StarBulletin.com

Pessimism in markets fueled by oil price dip


By

POSTED: Tuesday, January 13, 2009

NEW YORK » Wall Street extended last week's slide yesterday as investors worried that the quarterly results companies begin releasing this week will signal the economy is in worse shape than feared.

Oil prices helped fuel the pessimism, tumbling 8 percent to a new low for the year as investors bet economic weakness would curb demand. Wall Street normally welcomes falling oil as a boost for consumers who pay less to put gas in their car, but steep drops can touch off deeper fears about the overall economy.

Wall Street is expecting fourth-quarter and full-year earnings will be particularly bleak, especially after several companies warned last week that they are being hit hard by the recession. Aluminum producer Alcoa Inc., which last week announced it would slash production, fell again yesterday after an analyst lowered his rating on the stock. Alcoa said after the market closed that it lost $1.19 billion during its fourth quarter as demand for aluminum plunged.

Financial stocks also declined as investors looked to Citigroup Inc. and Morgan Stanley, which could announce a deal as soon as tomorrow to combine their brokerage operations. The potential tie-up underscores the troubles some banks are still having with tattered balance sheets, and a prominent analyst said Citigroup might still need to raise cash. Comments from President-elect Barack Obama that he would consider using some of the remaining money from the government's $700 billion bailout fund added to investors' nervousness about the financial sector.

“;I think that the biggest concern right now is the economy and whether this thing is going to get worse or it's going to get better,”; said Bernie McGinn, chief executive of McGinn Investment Management.

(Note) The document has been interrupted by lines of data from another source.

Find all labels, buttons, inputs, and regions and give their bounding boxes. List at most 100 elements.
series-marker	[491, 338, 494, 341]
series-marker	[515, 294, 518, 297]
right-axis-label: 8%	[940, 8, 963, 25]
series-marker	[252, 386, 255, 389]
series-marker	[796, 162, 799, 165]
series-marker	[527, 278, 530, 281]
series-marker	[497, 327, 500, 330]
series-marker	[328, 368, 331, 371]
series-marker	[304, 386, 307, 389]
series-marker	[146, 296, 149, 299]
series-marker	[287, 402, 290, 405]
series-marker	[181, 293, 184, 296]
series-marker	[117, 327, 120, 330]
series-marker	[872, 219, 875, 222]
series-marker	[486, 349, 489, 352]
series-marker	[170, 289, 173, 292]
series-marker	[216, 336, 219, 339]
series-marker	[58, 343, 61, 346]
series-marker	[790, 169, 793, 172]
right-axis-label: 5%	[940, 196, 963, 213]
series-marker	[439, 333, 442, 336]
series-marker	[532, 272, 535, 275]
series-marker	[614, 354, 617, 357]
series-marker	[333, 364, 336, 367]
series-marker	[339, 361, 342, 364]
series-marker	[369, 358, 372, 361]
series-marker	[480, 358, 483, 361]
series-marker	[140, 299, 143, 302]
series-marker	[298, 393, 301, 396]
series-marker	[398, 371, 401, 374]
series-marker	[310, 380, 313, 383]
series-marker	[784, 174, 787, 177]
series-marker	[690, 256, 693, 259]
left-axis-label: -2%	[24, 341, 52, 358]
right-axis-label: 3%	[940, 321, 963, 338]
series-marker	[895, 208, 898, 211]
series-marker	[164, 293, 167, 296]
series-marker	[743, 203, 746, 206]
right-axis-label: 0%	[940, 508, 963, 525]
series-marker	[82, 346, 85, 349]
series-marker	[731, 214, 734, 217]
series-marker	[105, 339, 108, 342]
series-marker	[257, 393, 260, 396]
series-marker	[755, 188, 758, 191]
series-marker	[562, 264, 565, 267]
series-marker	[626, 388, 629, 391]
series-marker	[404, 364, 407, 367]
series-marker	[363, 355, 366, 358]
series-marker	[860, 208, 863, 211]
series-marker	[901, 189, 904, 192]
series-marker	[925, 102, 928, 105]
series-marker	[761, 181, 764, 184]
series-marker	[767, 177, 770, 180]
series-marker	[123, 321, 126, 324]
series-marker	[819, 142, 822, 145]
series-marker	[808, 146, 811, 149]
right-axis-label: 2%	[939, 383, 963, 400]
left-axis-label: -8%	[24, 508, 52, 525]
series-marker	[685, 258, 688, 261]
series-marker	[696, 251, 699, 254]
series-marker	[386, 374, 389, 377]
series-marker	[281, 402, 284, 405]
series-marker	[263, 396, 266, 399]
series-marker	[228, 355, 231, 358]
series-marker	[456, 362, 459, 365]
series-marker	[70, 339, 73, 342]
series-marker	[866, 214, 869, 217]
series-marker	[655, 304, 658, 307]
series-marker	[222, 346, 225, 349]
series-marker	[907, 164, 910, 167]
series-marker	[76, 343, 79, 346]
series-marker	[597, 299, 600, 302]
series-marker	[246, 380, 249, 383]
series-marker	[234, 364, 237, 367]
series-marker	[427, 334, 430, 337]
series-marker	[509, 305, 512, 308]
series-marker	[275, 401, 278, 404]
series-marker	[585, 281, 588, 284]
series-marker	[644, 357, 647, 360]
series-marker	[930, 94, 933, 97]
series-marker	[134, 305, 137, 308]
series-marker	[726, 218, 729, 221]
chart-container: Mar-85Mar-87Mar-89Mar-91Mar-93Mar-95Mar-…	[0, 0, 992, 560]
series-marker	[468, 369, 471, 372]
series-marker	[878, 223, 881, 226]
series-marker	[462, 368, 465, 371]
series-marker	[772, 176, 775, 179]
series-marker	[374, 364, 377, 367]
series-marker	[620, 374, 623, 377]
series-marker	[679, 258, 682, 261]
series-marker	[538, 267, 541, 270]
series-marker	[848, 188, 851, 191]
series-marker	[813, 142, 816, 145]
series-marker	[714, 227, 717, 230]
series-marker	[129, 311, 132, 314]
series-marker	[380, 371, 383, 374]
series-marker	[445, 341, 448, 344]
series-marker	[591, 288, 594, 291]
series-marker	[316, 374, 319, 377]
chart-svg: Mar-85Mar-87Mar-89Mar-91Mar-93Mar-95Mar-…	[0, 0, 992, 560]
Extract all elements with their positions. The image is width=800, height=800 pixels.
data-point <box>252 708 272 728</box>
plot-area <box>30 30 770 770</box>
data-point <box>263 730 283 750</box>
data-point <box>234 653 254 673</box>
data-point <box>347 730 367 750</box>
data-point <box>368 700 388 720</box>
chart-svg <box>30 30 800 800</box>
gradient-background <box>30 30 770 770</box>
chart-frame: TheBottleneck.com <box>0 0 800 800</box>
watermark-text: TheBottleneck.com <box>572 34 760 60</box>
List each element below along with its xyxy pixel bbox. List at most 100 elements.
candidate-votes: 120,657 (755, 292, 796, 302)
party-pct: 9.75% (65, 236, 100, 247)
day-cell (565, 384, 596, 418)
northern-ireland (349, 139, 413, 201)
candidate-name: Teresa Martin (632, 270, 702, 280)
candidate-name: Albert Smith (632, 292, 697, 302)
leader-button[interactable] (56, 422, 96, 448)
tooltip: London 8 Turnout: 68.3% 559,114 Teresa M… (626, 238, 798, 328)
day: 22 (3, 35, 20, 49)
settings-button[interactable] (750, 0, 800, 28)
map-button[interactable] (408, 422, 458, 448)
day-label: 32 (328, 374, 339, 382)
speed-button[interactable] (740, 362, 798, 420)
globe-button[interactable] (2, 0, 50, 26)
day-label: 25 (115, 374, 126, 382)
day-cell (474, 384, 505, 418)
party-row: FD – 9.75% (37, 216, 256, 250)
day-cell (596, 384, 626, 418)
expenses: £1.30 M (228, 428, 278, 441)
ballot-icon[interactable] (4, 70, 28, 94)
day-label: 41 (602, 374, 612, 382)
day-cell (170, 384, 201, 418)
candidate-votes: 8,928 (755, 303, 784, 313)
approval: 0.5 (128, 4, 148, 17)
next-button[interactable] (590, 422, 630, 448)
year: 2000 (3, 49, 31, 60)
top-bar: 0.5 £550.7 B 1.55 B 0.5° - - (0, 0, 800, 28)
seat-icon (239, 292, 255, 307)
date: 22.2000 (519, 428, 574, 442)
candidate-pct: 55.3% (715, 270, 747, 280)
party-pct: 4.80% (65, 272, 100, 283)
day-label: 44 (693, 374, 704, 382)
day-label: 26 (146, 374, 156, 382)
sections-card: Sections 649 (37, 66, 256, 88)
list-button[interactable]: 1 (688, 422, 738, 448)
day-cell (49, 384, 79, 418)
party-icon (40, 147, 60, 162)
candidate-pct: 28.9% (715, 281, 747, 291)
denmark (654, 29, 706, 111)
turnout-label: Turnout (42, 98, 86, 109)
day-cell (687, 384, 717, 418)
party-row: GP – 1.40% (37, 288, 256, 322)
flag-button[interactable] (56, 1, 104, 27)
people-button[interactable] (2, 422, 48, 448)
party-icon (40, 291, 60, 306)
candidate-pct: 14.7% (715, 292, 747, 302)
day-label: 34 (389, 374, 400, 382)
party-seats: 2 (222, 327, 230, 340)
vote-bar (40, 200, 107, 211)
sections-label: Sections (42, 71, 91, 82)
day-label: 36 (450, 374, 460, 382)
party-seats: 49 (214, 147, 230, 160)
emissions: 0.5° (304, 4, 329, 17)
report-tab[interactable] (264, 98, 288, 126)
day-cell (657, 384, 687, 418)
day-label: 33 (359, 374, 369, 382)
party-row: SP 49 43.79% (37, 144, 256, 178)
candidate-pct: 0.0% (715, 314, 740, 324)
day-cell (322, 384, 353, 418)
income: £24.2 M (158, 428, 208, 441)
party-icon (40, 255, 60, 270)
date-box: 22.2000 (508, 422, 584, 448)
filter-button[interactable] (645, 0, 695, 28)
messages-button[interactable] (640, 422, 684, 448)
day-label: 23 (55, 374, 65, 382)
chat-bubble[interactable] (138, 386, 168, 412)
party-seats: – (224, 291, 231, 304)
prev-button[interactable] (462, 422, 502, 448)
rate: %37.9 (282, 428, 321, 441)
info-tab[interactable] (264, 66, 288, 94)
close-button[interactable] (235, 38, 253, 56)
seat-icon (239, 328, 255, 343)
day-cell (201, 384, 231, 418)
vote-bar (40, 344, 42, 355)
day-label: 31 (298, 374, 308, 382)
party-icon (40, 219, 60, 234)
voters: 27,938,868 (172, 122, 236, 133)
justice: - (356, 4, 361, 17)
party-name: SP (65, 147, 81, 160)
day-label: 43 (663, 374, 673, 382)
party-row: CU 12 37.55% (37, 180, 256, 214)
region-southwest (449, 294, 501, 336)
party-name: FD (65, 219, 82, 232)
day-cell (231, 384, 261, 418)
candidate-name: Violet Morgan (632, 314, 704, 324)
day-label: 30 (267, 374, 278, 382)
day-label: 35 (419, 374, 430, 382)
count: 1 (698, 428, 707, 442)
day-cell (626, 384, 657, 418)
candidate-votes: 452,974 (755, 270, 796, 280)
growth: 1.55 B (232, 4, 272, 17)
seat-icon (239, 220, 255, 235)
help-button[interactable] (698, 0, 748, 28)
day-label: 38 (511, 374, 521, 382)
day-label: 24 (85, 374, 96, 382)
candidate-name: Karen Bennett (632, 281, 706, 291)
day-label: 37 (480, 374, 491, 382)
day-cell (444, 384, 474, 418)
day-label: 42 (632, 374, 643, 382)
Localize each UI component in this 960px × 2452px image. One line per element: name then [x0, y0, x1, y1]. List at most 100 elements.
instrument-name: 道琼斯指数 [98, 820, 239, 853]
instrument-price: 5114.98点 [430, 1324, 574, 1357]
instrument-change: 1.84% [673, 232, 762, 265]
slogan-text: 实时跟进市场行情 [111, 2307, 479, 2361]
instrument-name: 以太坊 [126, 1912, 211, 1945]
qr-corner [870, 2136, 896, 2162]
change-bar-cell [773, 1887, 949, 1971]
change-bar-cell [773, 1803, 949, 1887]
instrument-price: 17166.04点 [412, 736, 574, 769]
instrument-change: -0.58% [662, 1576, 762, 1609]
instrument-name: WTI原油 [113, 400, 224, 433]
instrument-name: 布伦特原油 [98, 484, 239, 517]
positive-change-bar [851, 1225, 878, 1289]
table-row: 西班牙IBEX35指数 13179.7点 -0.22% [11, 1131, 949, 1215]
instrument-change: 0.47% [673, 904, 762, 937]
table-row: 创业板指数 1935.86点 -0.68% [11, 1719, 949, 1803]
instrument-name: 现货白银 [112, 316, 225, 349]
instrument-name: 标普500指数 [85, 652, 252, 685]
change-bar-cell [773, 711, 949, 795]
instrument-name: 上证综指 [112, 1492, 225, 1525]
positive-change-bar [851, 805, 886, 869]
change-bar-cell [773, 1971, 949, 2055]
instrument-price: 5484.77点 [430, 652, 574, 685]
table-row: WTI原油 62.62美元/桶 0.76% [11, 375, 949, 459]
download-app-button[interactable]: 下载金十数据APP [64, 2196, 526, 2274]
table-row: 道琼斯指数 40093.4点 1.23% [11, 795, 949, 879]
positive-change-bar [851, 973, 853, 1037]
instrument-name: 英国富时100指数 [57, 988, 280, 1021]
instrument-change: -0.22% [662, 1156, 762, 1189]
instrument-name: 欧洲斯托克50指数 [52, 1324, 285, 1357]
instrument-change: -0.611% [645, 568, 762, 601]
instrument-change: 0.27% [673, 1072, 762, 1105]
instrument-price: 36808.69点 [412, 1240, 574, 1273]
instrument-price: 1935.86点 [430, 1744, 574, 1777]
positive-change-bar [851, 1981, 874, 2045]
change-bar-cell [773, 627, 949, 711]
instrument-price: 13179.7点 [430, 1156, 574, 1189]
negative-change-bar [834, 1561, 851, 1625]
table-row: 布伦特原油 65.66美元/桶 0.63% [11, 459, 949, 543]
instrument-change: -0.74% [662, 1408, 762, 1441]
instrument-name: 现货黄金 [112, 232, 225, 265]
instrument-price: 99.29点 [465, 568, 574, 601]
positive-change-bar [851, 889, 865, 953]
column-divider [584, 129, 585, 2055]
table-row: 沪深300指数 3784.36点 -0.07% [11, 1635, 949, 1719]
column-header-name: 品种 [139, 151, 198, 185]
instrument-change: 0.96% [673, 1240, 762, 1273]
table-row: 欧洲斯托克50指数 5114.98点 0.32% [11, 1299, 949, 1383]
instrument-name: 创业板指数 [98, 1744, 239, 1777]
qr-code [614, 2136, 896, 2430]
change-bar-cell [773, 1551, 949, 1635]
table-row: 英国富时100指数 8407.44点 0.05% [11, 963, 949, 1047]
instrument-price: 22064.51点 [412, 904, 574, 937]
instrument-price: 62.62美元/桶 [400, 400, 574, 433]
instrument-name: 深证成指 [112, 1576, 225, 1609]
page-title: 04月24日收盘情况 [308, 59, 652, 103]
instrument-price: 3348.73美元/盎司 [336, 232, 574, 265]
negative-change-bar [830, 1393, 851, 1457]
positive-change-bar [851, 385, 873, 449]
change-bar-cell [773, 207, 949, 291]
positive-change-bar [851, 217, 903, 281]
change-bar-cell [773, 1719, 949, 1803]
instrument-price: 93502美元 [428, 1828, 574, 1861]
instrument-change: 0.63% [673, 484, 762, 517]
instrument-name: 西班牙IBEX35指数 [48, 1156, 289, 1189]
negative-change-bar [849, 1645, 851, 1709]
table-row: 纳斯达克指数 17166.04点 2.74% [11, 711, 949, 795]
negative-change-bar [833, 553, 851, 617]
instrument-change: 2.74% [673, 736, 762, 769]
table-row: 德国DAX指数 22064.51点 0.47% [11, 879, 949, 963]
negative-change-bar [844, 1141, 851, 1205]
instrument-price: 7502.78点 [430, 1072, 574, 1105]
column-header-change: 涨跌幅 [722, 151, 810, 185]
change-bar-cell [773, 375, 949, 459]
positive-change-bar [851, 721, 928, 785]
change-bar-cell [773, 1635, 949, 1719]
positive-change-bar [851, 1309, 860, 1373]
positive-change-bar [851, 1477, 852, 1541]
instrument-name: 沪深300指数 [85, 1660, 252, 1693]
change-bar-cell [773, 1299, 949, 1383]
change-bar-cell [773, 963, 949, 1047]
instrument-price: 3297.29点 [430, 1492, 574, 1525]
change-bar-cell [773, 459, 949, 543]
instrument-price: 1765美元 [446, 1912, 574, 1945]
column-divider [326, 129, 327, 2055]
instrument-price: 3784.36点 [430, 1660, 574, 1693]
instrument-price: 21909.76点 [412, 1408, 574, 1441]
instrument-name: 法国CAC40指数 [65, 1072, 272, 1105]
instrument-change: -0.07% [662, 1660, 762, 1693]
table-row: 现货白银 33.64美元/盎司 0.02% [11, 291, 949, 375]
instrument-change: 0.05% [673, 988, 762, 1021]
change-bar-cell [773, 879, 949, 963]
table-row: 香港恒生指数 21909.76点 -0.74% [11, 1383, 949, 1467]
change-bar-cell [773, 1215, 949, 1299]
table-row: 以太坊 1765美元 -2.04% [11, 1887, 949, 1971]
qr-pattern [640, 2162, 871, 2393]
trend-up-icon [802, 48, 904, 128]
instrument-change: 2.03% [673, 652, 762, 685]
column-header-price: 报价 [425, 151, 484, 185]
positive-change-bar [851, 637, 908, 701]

The intensity of the fear that permeated the market and provoked the heavy selling of September, October and November has lessened, McGinn said, but investors are still hesitant to flood back into the market. Monday's decline came on light volume, indicating an absence of buyers, not a rush of sellers.

The Dow Jones industrial average fell 125.21, or 1.46 percent, to 8,473.97 after being down as much as 178 in the final hour of trading.

Broader stock indicators also declined. The Standard & Poor's 500 index fell 20.09, or 2.26 percent, to 870.26, and the Nasdaq composite index fell 32.80, or 2.09 percent, to 1,538.79.

The Russell 2000 index of smaller companies fell 12.50, or 2.60 percent, to 468.80.

Declining issues outpaced advancers by nearly 4 to 1 on the New York Stock Exchange, where volume came to 1.31 billion shares compared with 1.16 billion traded Friday.

Bond prices were mixed yesterday. The yield on the benchmark 10-year Treasury note, which moves opposite its price, fell to 2.31 percent from 2.40 percent late Friday. The yield on the three-month T-bill, considered one of the safest investments, was slightly lower from Friday at 0.06 percent.

The dollar was mixed against other major currencies, while gold prices fell.

Light, sweet crude fell $3.24 to settle at $37.59 a barrel on the New York Mercantile Exchange.

Among stocks, Alcoa fell 75 cents, or 6.9 percent, to $10.06. Chevron Corp. fell $2, or 2.8 percent, to $70.82 on the decline in oil.

Citigroup dropped $1.15, or 17 percent, to $5.60, after falling as much as 20 percent on the day.

Morgan Stanley fell 27 cents, or 1.4 percent, to $18.79.